Figure 4. Positive-ion HPLC-ESI-MS Mass spectra of total phosphatidyl-choline fraction collected from human neural retina.

A.) optic nerve (B.) and red blood cells (C.), by scanning for precursors at m/z 184 amu in the positive mode. Positive-ion HPLC-ESI-MS Mass spectra of total PE fraction collected from human neural retina D.), optic nerve (E.) and red blood cells (F.), using neutral loss scan at 141 amu in the positive mode.

Figure 5. Erythrocyte PC16:0/20:4 as a possible marker of a pool of retinal VLC-PUFA.

A): In the retina, VLC-PUFA accounted for about 25% of retinal PC species esterified to DHA, themself representing 11% of retinal total PC and PlsC. B): PC34:6/22:6, PC36:6/22:6, and PC36:5/22:6 were the longest and the most unsaturated VLC-PUFA in the retina. These three species accounted for 22.7% of total retinal VLC-PUFA. C) This pool of retinal VLC-PUFA was negatively associated with erythrocyte PC16:0/20:4 (rSpearman = −0.783, P = 0.01). Abbreviations of individual PC species are as follows: position on the glycerol backbone as shown as sn-1/sn-2 of the fatty alcohol radicals (abbreviated as number of carbons: number of double bonds).

Figure 6. Identification of circulating indexes of retinal PE esterified to DHA.

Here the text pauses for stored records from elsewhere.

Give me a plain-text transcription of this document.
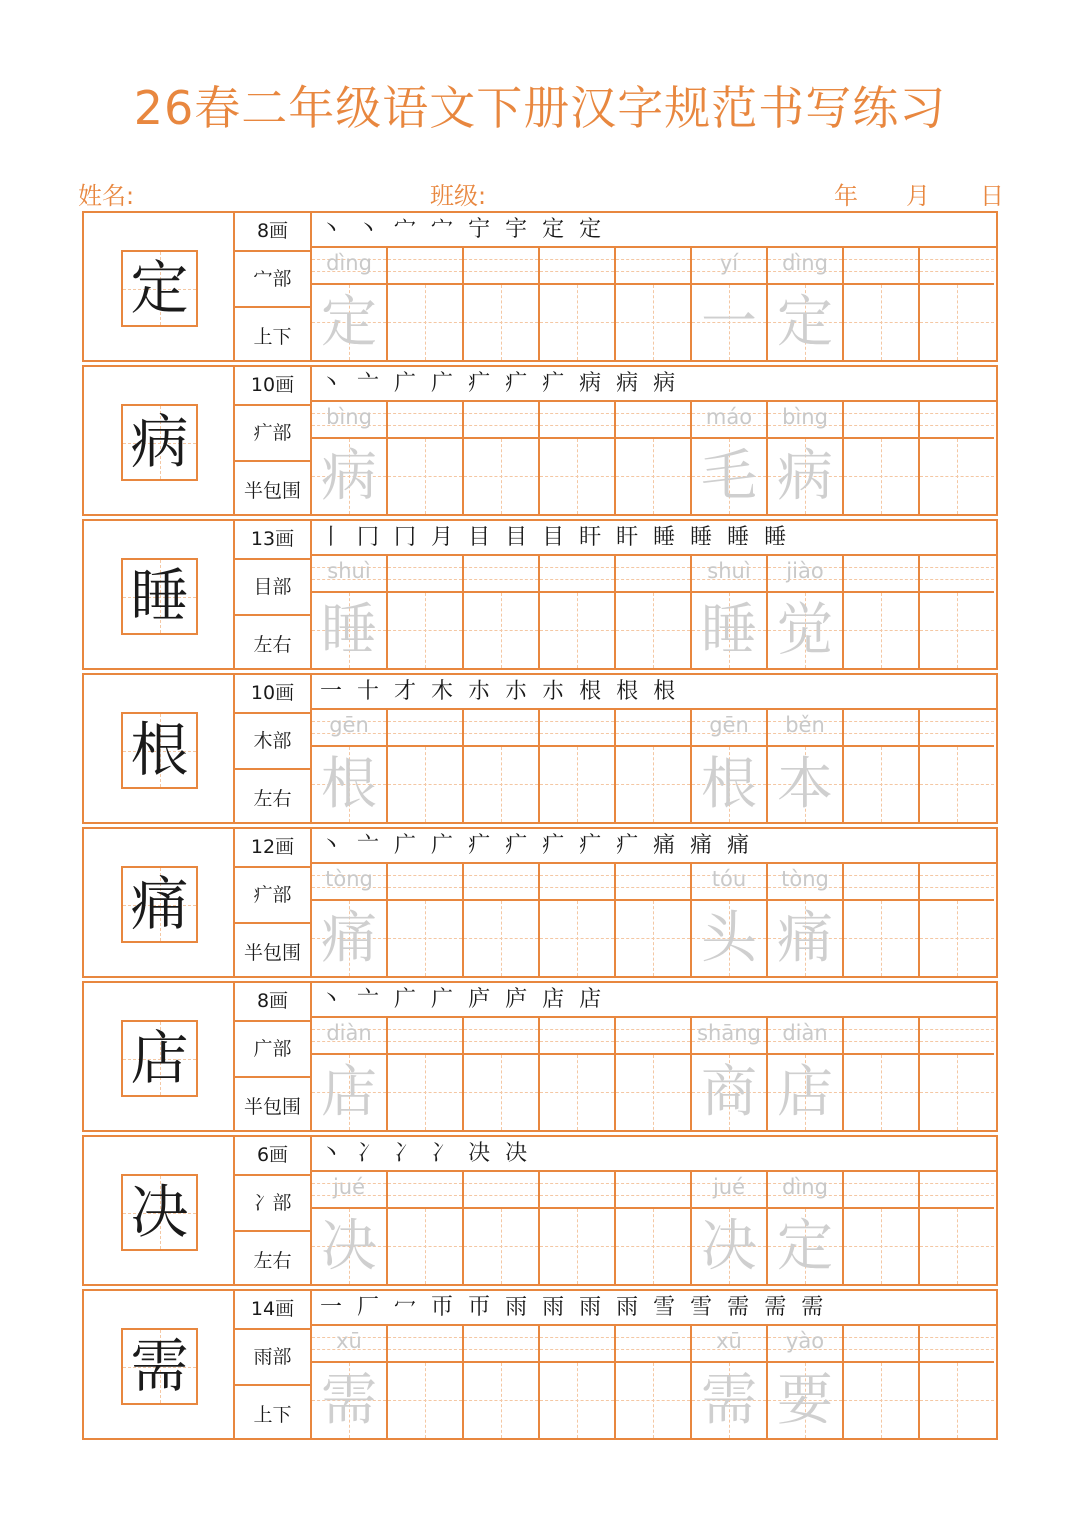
26春二年级语文下册汉字规范书写练习
姓名:	班级:	年 月 日
定
8画
宀部
上下
丶 丶 宀 宀 宁 宇 定 定
dìng
定
yí
一
dìng
定
病
10画
疒部
半包围
丶 亠 广 广 疒 疒 疒 病 病 病
bìng
病
máo
毛
bìng
病
睡
13画
目部
左右
丨 冂 冂 月 目 目 目 盰 盰 睡 睡 睡 睡
shuì
睡
shuì
睡
jiào
觉
根
10画
木部
左右
一 十 才 木 朩 朩 朩 根 根 根
gēn
根
gēn
根
běn
本
痛
12画
疒部
半包围
丶 亠 广 广 疒 疒 疒 疒 疒 痛 痛 痛
tòng
痛
tóu
头
tòng
痛
店
8画
广部
半包围
丶 亠 广 广 庐 庐 店 店
diàn
店
shāng
商
diàn
店
决
6画
冫部
左右
丶 冫 冫 冫 决 决
jué
决
jué
决
dìng
定
需
14画
雨部
上下
一 厂 冖 帀 帀 雨 雨 雨 雨 雪 雪 需 需 需
xū
需
xū
需
yào
要
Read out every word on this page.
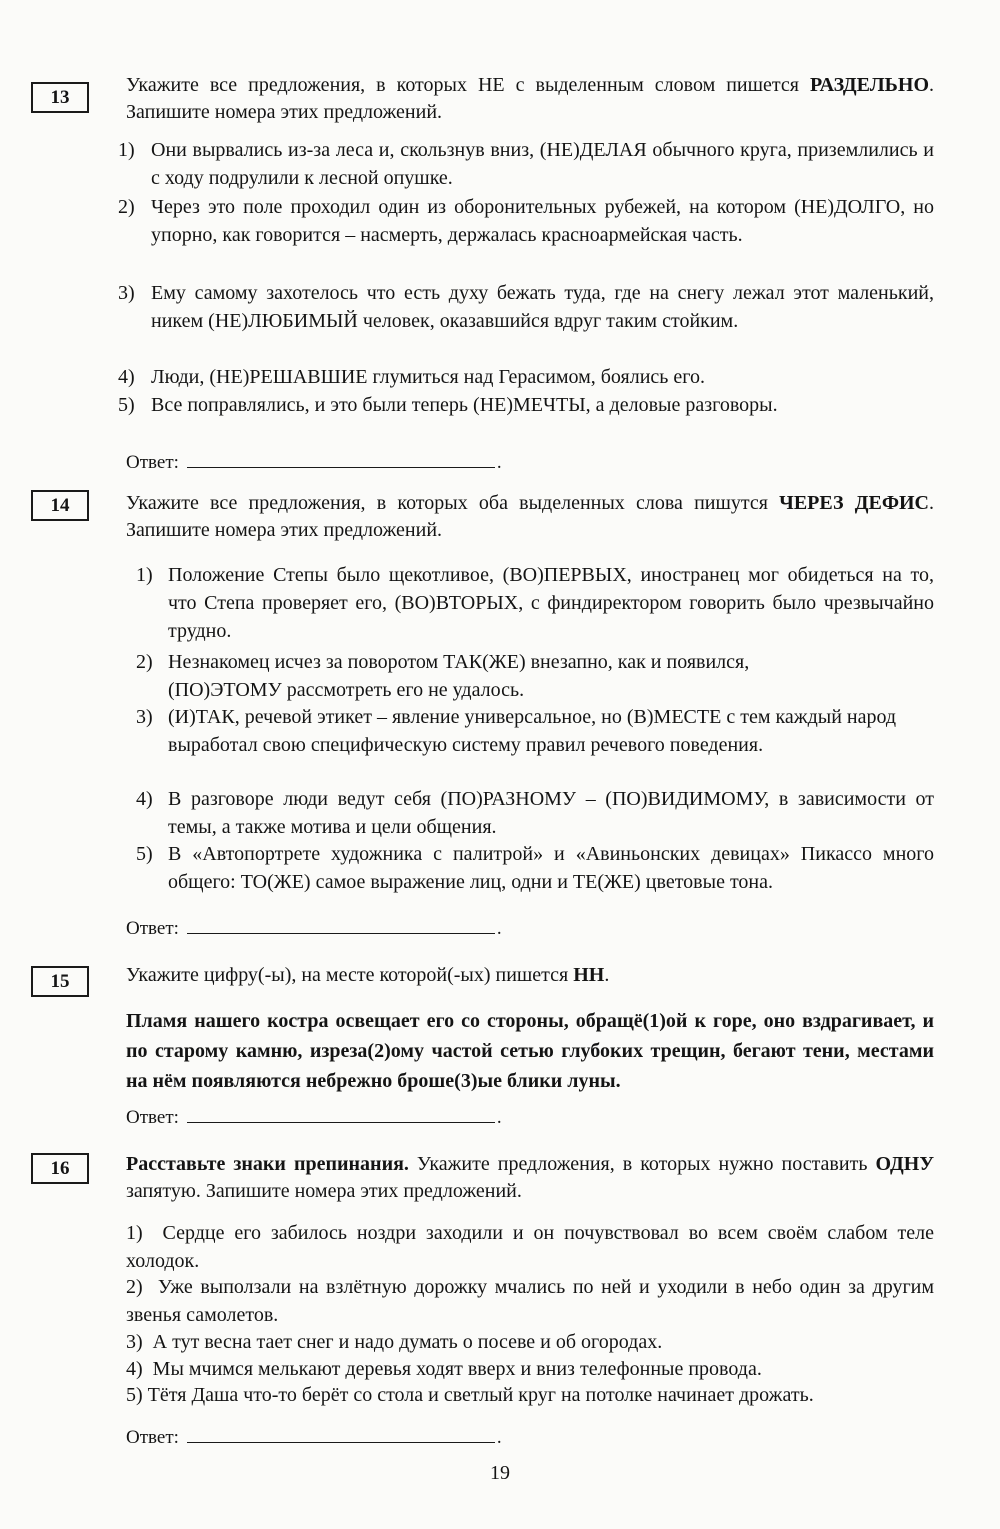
13
Укажите все предложения, в которых НЕ с выделенным словом пишется РАЗДЕЛЬНО. Запишите номера этих предложений.
1) Они вырвались из-за леса и, скользнув вниз, (НЕ)ДЕЛАЯ обычного круга, приземлились и с ходу подрулили к лесной опушке.
2) Через это поле проходил один из оборонительных рубежей, на котором (НЕ)ДОЛГО, но упорно, как говорится – насмерть, держалась красноармейская часть.
3) Ему самому захотелось что есть духу бежать туда, где на снегу лежал этот маленький, никем (НЕ)ЛЮБИМЫЙ человек, оказавшийся вдруг таким стойким.
4) Люди, (НЕ)РЕШАВШИЕ глумиться над Герасимом, боялись его.
5) Все поправлялись, и это были теперь (НЕ)МЕЧТЫ, а деловые разговоры.
Ответ:	.
14	Укажите все предложения, в которых оба выделенных слова пишутся ЧЕРЕЗ ДЕФИС. Запишите номера этих предложений.
1) Положение Степы было щекотливое, (ВО)ПЕРВЫХ, иностранец мог обидеться на то, что Степа проверяет его, (ВО)ВТОРЫХ, с финдиректором говорить было чрезвычайно трудно.
2) Незнакомец исчез за поворотом ТАК(ЖЕ) внезапно, как и появился, (ПО)ЭТОМУ рассмотреть его не удалось.
3) (И)ТАК, речевой этикет – явление универсальное, но (В)МЕСТЕ с тем каждый народ выработал свою специфическую систему правил речевого поведения.
4) В разговоре люди ведут себя (ПО)РАЗНОМУ – (ПО)ВИДИМОМУ, в зависимости от темы, а также мотива и цели общения.
5) В «Автопортрете художника с палитрой» и «Авиньонских девицах» Пикассо много общего: ТО(ЖЕ) самое выражение лиц, одни и ТЕ(ЖЕ) цветовые тона.
Ответ:	.
15	Укажите цифру(-ы), на месте которой(-ых) пишется НН.
Пламя нашего костра освещает его со стороны, обращё(1)ой к горе, оно вздрагивает, и по старому камню, изреза(2)ому частой сетью глубоких трещин, бегают тени, местами на нём появляются небрежно броше(3)ые блики луны.
Ответ:	.
16	Расставьте знаки препинания. Укажите предложения, в которых нужно поставить ОДНУ запятую. Запишите номера этих предложений.
1) Сердце его забилось ноздри заходили и он почувствовал во всем своём слабом теле холодок.
2) Уже выползали на взлётную дорожку мчались по ней и уходили в небо один за другим звенья самолетов.
3) А тут весна тает снег и надо думать о посеве и об огородах.
4) Мы мчимся мелькают деревья ходят вверх и вниз телефонные провода.
5) Тётя Даша что-то берёт со стола и светлый круг на потолке начинает дрожать.
Ответ:	.
19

A) PE with DHA accounted for 63% of total retinal PE species. Within these entities, two different pools of molecules were of concern as they represented 79% and 89% of the total PE with 22:6. B) PlsE18:0/20:4 in erythrocytes was negatively associated to the first group represented by PE18:0/22:6+PE18:1/22:6+PE20:3/22:6 (rSpearman = −1.000, P<0.001). C) The second fraction of retinal PE with 22:6 represented by PE16:0/22:6+PE18:0/22:6+PE18:1/22:6 was positively associated to PE18:0/22:4 (black circles, rSpearman = 0.950, P = 0.04) and PE18:0/20:4+PE18:0/22:5 (open circles, rSpearman = −0.995, P = 0.01) in erythrocytes. Abbreviations of individual PE species are as follows: position on the glycerol backbone as shown as sn-1/sn-2 of the fatty alcohol radicals (abbreviated as number of carbons: number of double bonds).

Figure 7. PlsE16:0/22:6 and PlsE16:0/22:4 as indexes of a pool of optic nerve PlsE.

A) PlsE18:0/22:5, PlsE16:0/20:3, PlsE16:0/20:4, PlsE18:0/20:4, and PlsE16:0/22:4 represented 19% of optic nerve PlsE. B) This group of optic nerve PlsE was negatively associated to PlsE16:0/22:6 and PlsE16:0/22:4 in erythrocytes (rSpearman = −0.988, P<0.001). Abbreviations of individual PlsE species are as follows: position on the glycerol backbone as shown as sn-1/sn-2 of the fatty alcohol radicals (abbreviated as number of carbons: number of double bonds).